This weekend, five chestnut trees that used to stand outside the Harmony Building were cut down to stumps. According to the international carbon testing program iTreeTools, these five trees – which had a circumference of 300 centimetres – sequestered nearly 500 kg of CO2 per year, intercepted 1600 litres of storm water, and stored a combined 16,000 life-time equivalent of CO2, which will now be released into the atmosphere as carbon and other greenhouse gases.
Only a few years earlier, these trees were ‘topped’: all of their upper crowns were removed. No arborist would ever recommend topping a tree. Doing so forces the tree into starvation mode.
When all of the foliage is removed in a single pruning, the trees will produce extra fast growth in weakly protruding shoots in order to produce enough food via photosynthesis for the next growing season. Excessive pruning also results in top heavy trees which are susceptible to the ‘turbine effect’ during high winds.
Topping reduces the long-term life span of mature trees and increases their potential for failure. Disturbing the balance between the roots and the crown stimulates rot in the roots and, eventually, in the trunk, which makes trees prone to falling. Finally, fewer living branches leads to further architectural instability, especially during storms.
Lion’s tailing
I recently witnessed a terribly destructive crown raising behind the Academy building. A notorious technique – called ‘lion’s tailing’ – resulted in top-heavy trees: all the lower and inner branches were removed, leading to long branches with leaves only at the tail of the branch – like a lion’s tail.
This technique is internationally shunned by tree experts and scientific forestry organizations. I brought this to the attention of the building and green maintenance liaison at the university.
The value of trees
But building and maintenance defended the decision, saying it was done out of fear of falling branches.
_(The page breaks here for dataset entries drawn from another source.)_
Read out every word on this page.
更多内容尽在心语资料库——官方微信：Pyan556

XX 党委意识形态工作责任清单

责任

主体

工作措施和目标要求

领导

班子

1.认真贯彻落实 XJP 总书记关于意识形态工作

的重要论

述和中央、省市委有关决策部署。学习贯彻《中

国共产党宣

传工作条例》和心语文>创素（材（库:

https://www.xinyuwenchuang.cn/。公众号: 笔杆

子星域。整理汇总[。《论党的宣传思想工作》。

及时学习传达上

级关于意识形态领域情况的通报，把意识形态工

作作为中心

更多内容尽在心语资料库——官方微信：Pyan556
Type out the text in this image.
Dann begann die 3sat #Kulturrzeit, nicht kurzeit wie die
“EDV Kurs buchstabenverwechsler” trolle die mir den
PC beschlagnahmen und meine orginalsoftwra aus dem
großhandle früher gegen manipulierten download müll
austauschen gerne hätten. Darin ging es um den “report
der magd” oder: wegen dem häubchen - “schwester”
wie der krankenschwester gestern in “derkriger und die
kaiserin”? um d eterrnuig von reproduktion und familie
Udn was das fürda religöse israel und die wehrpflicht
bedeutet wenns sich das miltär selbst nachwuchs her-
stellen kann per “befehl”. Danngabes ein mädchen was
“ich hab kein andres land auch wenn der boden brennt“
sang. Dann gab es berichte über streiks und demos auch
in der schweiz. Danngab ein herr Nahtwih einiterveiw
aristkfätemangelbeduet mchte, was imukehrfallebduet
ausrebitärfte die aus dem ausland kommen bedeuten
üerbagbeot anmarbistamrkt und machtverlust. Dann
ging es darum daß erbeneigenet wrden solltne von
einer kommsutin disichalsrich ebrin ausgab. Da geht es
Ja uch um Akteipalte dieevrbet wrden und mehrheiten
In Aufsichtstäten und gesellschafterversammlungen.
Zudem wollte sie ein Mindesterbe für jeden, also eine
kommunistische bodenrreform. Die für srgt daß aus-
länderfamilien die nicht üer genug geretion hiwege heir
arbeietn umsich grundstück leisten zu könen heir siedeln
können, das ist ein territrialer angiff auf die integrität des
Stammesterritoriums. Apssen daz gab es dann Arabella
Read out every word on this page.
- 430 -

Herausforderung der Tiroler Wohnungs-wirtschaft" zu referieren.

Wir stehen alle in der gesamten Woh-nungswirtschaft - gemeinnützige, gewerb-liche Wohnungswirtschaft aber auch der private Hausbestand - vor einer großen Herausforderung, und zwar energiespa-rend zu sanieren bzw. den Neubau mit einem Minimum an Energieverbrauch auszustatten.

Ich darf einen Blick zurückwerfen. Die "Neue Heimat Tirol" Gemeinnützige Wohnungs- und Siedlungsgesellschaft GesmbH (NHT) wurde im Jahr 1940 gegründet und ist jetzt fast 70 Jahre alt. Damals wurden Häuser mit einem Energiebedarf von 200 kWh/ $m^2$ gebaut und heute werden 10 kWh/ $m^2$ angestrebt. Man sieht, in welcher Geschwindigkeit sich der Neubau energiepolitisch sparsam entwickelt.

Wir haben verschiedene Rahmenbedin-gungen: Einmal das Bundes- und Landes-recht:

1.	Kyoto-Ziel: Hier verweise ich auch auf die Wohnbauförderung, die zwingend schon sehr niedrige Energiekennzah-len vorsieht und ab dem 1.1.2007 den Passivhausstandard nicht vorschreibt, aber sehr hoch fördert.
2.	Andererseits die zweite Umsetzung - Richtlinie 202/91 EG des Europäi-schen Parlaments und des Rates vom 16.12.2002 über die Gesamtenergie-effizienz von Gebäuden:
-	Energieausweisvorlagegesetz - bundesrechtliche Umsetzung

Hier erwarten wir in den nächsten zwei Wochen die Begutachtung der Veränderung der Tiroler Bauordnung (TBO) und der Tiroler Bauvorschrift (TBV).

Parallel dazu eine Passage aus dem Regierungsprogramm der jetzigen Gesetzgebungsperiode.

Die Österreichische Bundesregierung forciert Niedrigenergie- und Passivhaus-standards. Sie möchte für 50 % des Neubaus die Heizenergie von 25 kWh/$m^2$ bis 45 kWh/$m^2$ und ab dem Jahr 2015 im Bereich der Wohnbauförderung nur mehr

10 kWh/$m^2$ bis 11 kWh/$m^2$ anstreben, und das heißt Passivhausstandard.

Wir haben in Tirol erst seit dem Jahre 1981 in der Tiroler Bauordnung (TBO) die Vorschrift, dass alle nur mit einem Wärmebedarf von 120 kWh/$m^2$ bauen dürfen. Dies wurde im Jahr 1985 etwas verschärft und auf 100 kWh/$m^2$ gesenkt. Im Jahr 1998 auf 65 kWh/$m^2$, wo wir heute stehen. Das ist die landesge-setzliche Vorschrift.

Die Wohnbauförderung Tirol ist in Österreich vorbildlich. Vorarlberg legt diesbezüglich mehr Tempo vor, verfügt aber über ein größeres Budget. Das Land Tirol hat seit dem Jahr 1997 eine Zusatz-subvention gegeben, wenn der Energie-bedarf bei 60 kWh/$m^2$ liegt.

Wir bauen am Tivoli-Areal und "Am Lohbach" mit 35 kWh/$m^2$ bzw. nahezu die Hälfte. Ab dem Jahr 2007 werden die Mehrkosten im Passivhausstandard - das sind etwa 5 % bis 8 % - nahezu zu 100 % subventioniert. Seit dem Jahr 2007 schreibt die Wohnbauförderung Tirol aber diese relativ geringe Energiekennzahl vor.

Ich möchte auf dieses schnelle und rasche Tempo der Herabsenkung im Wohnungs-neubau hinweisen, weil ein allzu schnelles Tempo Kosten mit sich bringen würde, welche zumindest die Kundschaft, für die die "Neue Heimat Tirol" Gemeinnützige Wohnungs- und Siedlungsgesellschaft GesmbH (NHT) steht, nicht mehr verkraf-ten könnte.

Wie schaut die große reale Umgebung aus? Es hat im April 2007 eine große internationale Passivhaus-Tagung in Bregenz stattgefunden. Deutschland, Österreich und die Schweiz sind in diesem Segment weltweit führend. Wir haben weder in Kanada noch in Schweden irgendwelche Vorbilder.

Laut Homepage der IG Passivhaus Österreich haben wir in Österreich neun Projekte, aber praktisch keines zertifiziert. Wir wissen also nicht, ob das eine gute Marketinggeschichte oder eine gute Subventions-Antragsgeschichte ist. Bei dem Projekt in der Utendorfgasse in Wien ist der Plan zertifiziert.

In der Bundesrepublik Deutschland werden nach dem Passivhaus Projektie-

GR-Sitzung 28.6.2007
Irrational fears should not be the basis of our tree maintenance. Rather, it is the job of our green and tree maintenance workers to know best how to facilitate the safety of our urban trees, rather than acting destructively based upon ill-advised requests from non-tree experts.
All of these mature trees near the Harmony and the Academy building have now been so aggressively trimmed that their life spans have been drastically reduced. Yet we all know the value of trees in the urban environment – they produce the oxygen we breathe, improve our mental health, are aesthetically beautiful, fight climate change (through carbon and other greenhouse gas sequestration), filter pollution, filter storm water, and are home to birds, insects, and bats.
They also remind us of the changing of the seasons and keep us linked to the natural environment in spite of our concrete jungle.
Be a leader towards a more sustainable future
That the university carelessly trims and removes so many trees is a sign of our own failure to understand how dependent we are upon especially large-stature trees for our survival. Too often fears of falling trees, or misinformed beliefs that trees have reached the end of their life spans, leads to premature felling.
We at Bomenridders Groningen request that the university take its role seriously as a leader towards a more sustainable future, instead of failing to care for our urban forest properly.
Topping, premature felling, and extreme crown raising all have the same result in the end: loss of the very essential beings that make living and working in the urban environment sustainable, pleasurable, and healthy.
Kristin McGee is Associate Professor of Music in the Arts, Culture and Media Department and Chair of the local tree activist group Bomenridders Groningen.